The masterfully-written “story” book gives one illustration after the other from Bob’s life, and it seems everything he did was with the greatest of excitement, anticipation and mostly whim. Yet it was done from love-in-action. Bob was a learner through life’s experiences and his “I used to think . . . but now I know” thoughts are challenging. Here are a few of them that I hope will encourage you during these days:

  • I used to be afraid that if I was authentic, I might take a hit, but now I know that being real means I will take a hit.
  • I used to think God wouldn’t talk to me, but now I know I’m just selective with what I choose to hear.
  • I used to think life could be shared with anyone, but now I know choosing the right people is pretty important.
  • I used to think the words spoken about us describe who we are, but now I know they shape who we are.
  • I used to think I had to be somebody important to accomplish things, but now I know Jesus uses ordinary people more.
  • I used to think you had to be special for God to use you, but now I know you simply need to say yes.
  • I used to think I could shape the circumstances around me, but now I know Jesus uses circumstances to shape me.
  • I used to think I needed to sacrifice for God, but now I know faith is like a game of Bigger and Better. This story was a delightful story of playing the game of Bigger and Better where children go through the neighborhood and ask for something bigger in exchange for what they had. This illustrates that Jesus asks us to give up our pride for something bigger and better: following him.

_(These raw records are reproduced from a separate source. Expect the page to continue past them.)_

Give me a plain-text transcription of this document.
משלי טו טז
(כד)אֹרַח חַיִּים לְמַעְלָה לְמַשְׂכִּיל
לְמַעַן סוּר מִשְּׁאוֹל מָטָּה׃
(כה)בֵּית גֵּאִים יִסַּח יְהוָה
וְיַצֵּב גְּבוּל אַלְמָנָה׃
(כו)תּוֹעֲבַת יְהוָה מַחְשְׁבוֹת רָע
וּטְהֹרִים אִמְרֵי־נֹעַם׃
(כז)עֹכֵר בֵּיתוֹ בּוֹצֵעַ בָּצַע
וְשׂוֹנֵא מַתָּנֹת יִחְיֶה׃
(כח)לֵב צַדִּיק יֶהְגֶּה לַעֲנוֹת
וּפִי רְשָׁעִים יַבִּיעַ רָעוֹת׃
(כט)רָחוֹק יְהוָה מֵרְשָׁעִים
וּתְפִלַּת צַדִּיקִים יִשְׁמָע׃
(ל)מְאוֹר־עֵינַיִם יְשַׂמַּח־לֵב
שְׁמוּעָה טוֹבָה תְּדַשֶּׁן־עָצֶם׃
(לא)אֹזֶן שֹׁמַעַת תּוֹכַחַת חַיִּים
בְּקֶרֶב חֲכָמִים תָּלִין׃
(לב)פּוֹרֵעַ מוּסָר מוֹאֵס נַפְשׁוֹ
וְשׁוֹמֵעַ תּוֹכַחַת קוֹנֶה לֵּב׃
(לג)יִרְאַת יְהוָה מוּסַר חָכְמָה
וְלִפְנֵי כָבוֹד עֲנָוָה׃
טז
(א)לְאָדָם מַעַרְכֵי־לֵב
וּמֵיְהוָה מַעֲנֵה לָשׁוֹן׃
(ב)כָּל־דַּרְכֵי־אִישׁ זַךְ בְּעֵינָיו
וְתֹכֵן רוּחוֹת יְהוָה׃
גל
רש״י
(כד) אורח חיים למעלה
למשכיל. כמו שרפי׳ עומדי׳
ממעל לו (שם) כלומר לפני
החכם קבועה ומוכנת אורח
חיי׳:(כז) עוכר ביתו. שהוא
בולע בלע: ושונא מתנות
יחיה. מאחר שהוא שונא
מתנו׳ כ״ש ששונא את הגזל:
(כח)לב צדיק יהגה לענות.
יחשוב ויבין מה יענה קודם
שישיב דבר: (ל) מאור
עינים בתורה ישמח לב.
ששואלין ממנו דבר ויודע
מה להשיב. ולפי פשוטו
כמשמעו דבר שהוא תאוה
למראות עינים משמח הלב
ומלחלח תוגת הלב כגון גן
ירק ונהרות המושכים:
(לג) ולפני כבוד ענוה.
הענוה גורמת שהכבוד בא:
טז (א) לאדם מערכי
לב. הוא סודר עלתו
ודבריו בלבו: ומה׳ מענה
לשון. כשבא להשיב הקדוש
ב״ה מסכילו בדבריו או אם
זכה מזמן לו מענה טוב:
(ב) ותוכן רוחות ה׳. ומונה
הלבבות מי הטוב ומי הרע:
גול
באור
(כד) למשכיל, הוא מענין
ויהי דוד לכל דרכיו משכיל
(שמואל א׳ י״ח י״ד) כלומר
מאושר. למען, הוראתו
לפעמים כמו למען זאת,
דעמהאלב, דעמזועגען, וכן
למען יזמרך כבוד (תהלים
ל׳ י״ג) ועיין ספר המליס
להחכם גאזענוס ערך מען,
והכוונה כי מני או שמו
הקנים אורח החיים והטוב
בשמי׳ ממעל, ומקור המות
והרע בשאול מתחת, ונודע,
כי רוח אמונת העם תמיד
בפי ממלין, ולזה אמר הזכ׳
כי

 One of my takeaways from the book is that love does not settle. It’s easy for us to get into routines of life where we have settled for what is most convenient and the least amount of effort. I think we have been rudely awakened the past few months to how quickly those routines can be changed. Bob suggested that even following Jesus can become a way of life that is a convenient routine of sorts. However, when we hear the words of Jesus, “Take up your cross and follow me,” it is not a life of settling for comfortable routine. We have all been inconvenienced lately, and hopefully it has made us more aware of the priorities that we have to work diligently to keep. Love-in-action is a life that is renewed day by day. What can we do today that is a love-in-action priority that perhaps we have just settled for in the past?

(By the way, a couple of years ago Bob wrote Love Does for Kids, and I think there are some deep lessons to learn in a fun way that only Bob can express. Good read for these homebound days.)